Is there a way to get the zoom ratio of the viewport?
Or I want to know the distance from the camera to the world plane XY
(Suppose the camera is on top)
C++
Thanks!
This isn’t C++, but it still might help you:
The world Z coordinate of the camera location is the distance from the world XY plane. Use absolute value if you want a positive distance for a location under the plane.
I found this one before, but it doesn’t seem to work. Zoom the view (middle mouse button), and its value is still the same.
ON_3dPoint pt = doc->ActiveView()->ActiveViewport().VP().CameraLocation(); double test = ON_Plane::World_xy.DistanceTo(pt); RhinoApp().Print(L"%f\n",test);
Is my thinking wrong? I want to get the zoom value of the view.
Is the middle mouse button set for Zoom or ZoomLens? Zoom moves the camera. ZoomLens changes the focal length.
The Lens value does change.
doc->ActiveView()->ActiveViewport().VP().GetCamera35mmLensLength(&lens_Length);
However, the value of the focal length will vary according to the size of the subject.
Rhino viewports do not have a “zoom value.” Why do you need this?
Thanks,
– Dale
Thank you,Dale.
I want to determine whether the distance between two points is within a fixed screen coordinate distance.

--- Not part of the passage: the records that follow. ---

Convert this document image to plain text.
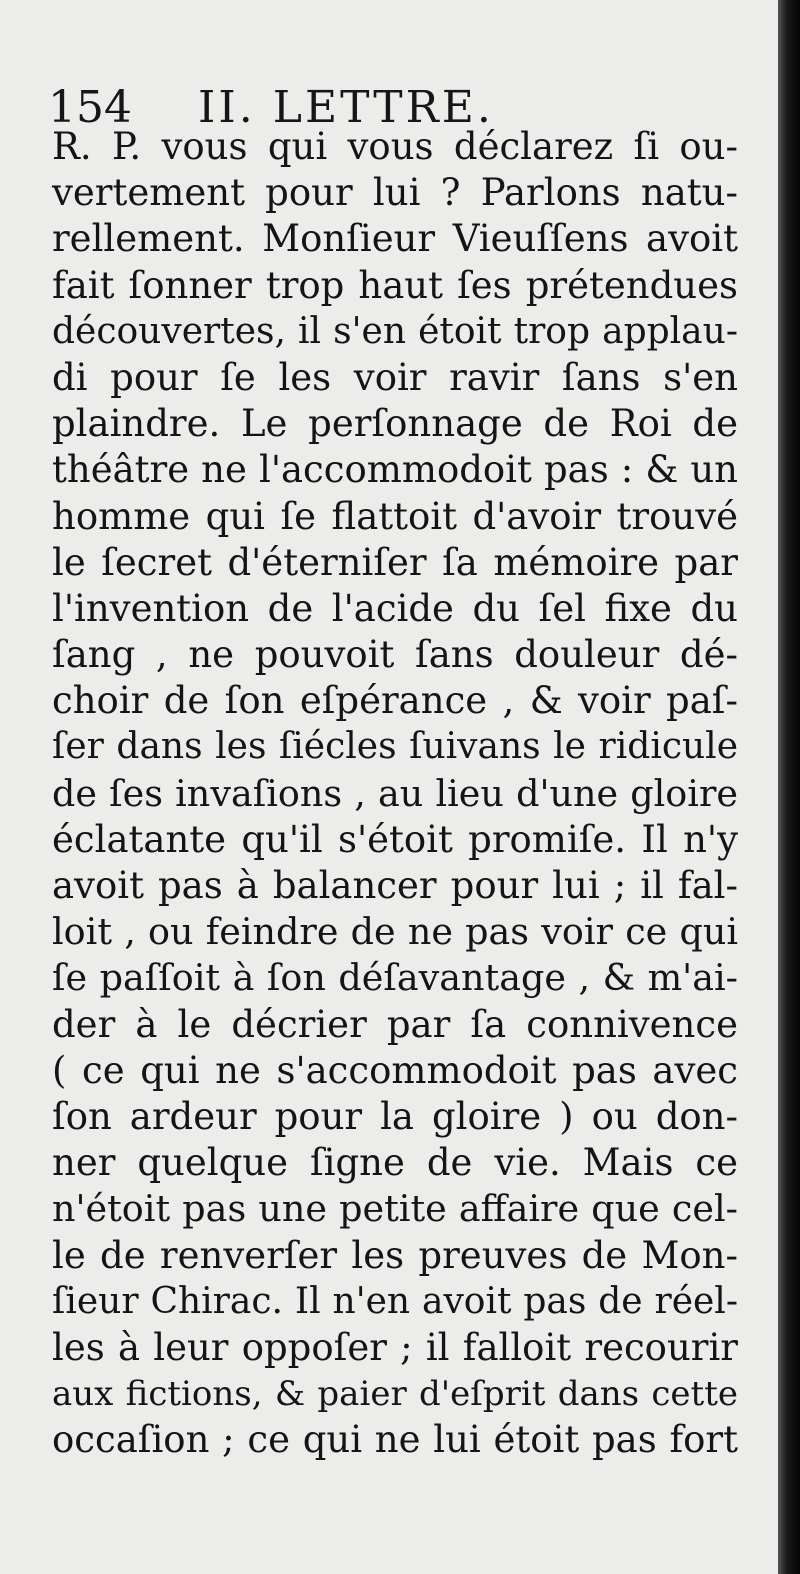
154 II. LETTRE.
R. P. vous qui vous déclarez ſi ou-
vertement pour lui ? Parlons natu-
rellement. Monſieur Vieuſſens avoit
fait ſonner trop haut ſes prétendues
découvertes, il s'en étoit trop applau-
di pour ſe les voir ravir ſans s'en
plaindre. Le perſonnage de Roi de
théâtre ne l'accommodoit pas : & un
homme qui ſe flattoit d'avoir trouvé
le ſecret d'éterniſer ſa mémoire par
l'invention de l'acide du ſel fixe du
ſang , ne pouvoit ſans douleur dé-
choir de ſon eſpérance , & voir paſ-
ſer dans les ſiécles ſuivans le ridicule
de ſes invaſions , au lieu d'une gloire
éclatante qu'il s'étoit promiſe. Il n'y
avoit pas à balancer pour lui ; il fal-
loit , ou feindre de ne pas voir ce qui
ſe paſſoit à ſon déſavantage , & m'ai-
der à le décrier par ſa connivence
( ce qui ne s'accommodoit pas avec
ſon ardeur pour la gloire ) ou don-
ner quelque ſigne de vie. Mais ce
n'étoit pas une petite affaire que cel-
le de renverſer les preuves de Mon-
ſieur Chirac. Il n'en avoit pas de réel-
les à leur oppoſer ; il falloit recourir
aux fictions, & paier d'eſprit dans cette
occaſion ; ce qui ne lui étoit pas fort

Maybe I will convert these points to screen coordinates, and the calculation will be a bit simpler.
Yes, I would think so.
I have not tested this. But this should do it.
/// <summary>
/// Returns the screen distance, in pixels, between two 3D points.
/// </summary>
/// <param name="view">The view to evaluate the points.</param>
/// <param name="point0">The first 3D point.</param>
/// <param name="point1">The second 3D point.</param>
/// <returns>The screen distance in pixels.</returns>
static int RhScreenDistance(
const CRhinoView& view,
ON_3dPoint point0,
ON_3dPoint point1
)
{
ON_Xform world_to_screen;
view.ActiveViewport().VP().GetXform(ON::world_cs, ON::screen_cs, world_to_screen);
ON_2dPoint screen_point0 = world_to_screen * point0;
ON_2dPoint screen_point1 = world_to_screen * point1;
return (int)screen_point0.DistanceTo(screen_point1);
}
– Dale
It is perfect, thank you again sincerely!